Brown launched a civil rights revolution, driven as much by peaceful protests and passive resistance as by law, which was flouted routinely.
In 1955, Rosa Parks refused to give up her seat on a bus to a white person and was convicted of violating Montgomery, Alabama’s segregation law. Blacks boycotted the bus system for 13 months, until the Supreme Court ruled such segregation was unconstitutional in another case, Browder v. Gayle.
The boycott’s 27-year-old leader, the Rev. Martin Luther King Jr., was catapulted into the national spotlight.
Legislation and judicial rulings only seemed to fan the flames of social unrest. In 1957, Arkansas’ governor used the National Guard to keep black students from enrolling in Little Rock’s Central High School. President Dwight D. Eisenhower federalized those troops, sent them home and brought in part of an Army airborne division to facilitate desegregation. That story played out elsewhere, dramatically so at the universities of Alabama and Mississippi.
The Civil Rights Act of 1957 ended up a weak shell of itself, though it did create what became the Justice Department’s Civil Rights Division. Another Civil Rights Act iteration, in 1960, added little.
A 1960 sit-in by black college students at a Woolworth’s whites-only lunch counter in Greensboro, North Carolina, caught on throughout the South. The retailer and other chain stores ended such policy. Heady accomplishments were subdued when Freedom Riders—groups of mostly college students—set out together in 1961 on buses through the South, challenging noncompliance with desegregation law. Abetted by the Montgomery police, a mob savagely beat some with baseball bats, pipes and chains—a scene reprised elsewhere.
King’s willingness to face the mobs and take personal risk became a galvanizing force, solidified by his “I Have a Dream” speech at 1963’s March on Washington for Jobs and Freedom.
In 1964, Freedom Summer activists went to Mississippi to challenge voter suppression and register black voters. Many were beaten by white mobs. In June, three activists—two white and one black—were murdered by Ku Klux Klansmen. President Lyndon B. Johnson leveraged the public revulsion to push through the Civil Rights Act of 1964, which asserted the force its predecessors lacked. The new act explicitly prohibited discrimination by race, sex, national origin or religion in schools, workplaces, public accommodations and businesses. And it had teeth: The Justice Department could sue for enforcement, and federal funds could be withheld for the same reason.
“It showed the South that the federal government meant business,” says Richard Delgado of the University of Alabama School of Law. “In its way, it was as important as Brown v. Board.”
But discrimination didn’t end; it took new and sometimes disguised forms. Today, for example, there are claims of voter suppression based on the premise of preventing voter fraud. A University of Delaware study showed whites tend to support voter ID laws when a photo of a black person voting accompanies the survey question.
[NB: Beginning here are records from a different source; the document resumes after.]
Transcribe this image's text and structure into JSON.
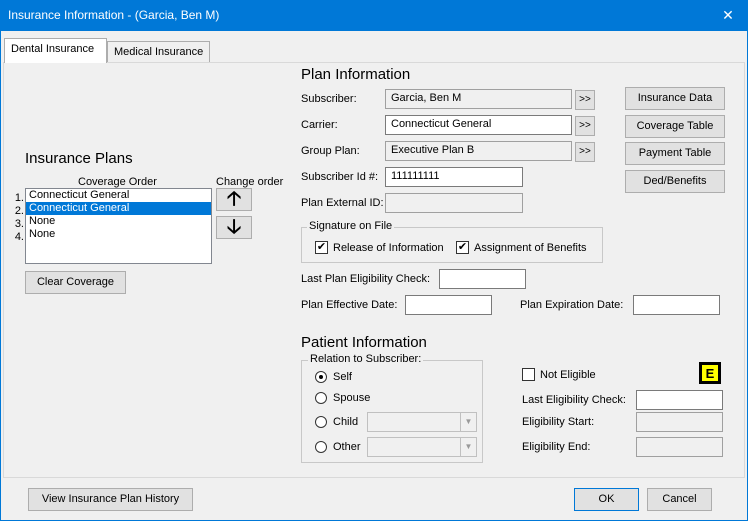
{
  "window": {
    "title": "Insurance Information - (Garcia, Ben M)"
  },
  "tabs": [
    "Dental Insurance",
    "Medical Insurance"
  ],
  "insurance_plans": {
    "title": "Insurance Plans",
    "coverage_order_label": "Coverage Order",
    "change_order_label": "Change order",
    "items": [
      "Connecticut General",
      "Connecticut General",
      "None",
      "None"
    ],
    "numbers": [
      "1.",
      "2.",
      "3.",
      "4."
    ],
    "clear_button": "Clear Coverage"
  },
  "plan_info": {
    "title": "Plan Information",
    "subscriber_label": "Subscriber:",
    "subscriber_value": "Garcia, Ben M",
    "carrier_label": "Carrier:",
    "carrier_value": "Connecticut General",
    "group_plan_label": "Group Plan:",
    "group_plan_value": "Executive Plan B",
    "subscriber_id_label": "Subscriber Id #:",
    "subscriber_id_value": "111111111",
    "plan_external_id_label": "Plan External ID:",
    "plan_external_id_value": "",
    "more_button": ">>",
    "signature_title": "Signature on File",
    "release_label": "Release of Information",
    "assignment_label": "Assignment of Benefits",
    "last_eligibility_label": "Last Plan Eligibility Check:",
    "effective_date_label": "Plan Effective Date:",
    "expiration_date_label": "Plan Expiration Date:"
  },
  "side_buttons": [
    "Insurance Data",
    "Coverage Table",
    "Payment Table",
    "Ded/Benefits"
  ],
  "patient_info": {
    "title": "Patient Information",
    "relation_title": "Relation to Subscriber:",
    "self_label": "Self",
    "spouse_label": "Spouse",
    "child_label": "Child",
    "other_label": "Other",
    "not_eligible_label": "Not Eligible",
    "last_eligibility_check_label": "Last Eligibility Check:",
    "eligibility_start_label": "Eligibility Start:",
    "eligibility_end_label": "Eligibility End:",
    "e_button": "E"
  },
  "footer": {
    "history_button": "View Insurance Plan History",
    "ok_button": "OK",
    "cancel_button": "Cancel"
  },
  "icons": {
    "close": "close-icon",
    "up": "arrow-up-icon",
    "down": "arrow-down-icon",
    "check": "checkmark-icon"
  },
  "colors": {
    "titlebar": "#0078d7",
    "selection": "#0078d7",
    "e_button": "#ffff00"
  }
}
In 2013, the high court took its ax to the Voting Rights Act of 1965, a pillar of the civil rights movement, which declared that states and municipalities with a history of discrimination must be “precleared” by the Justice Department or a federal court before they change their voting laws.
In Shelby County v. Holder, the court shot down Section 4, which designates the precleared areas. “Things have changed dramatically” in the South, wrote Chief Justice John G. Roberts Jr. The decades-old coverage formula was based on “obsolete statistics” and therefore violates the Constitution, he wrote.
As a result, Texas and other Section 4 states have re-implemented their voter ID laws. Warned Justice Ruth Bader Ginsburg in dissent, striking down that section may permit a “return to old ways.”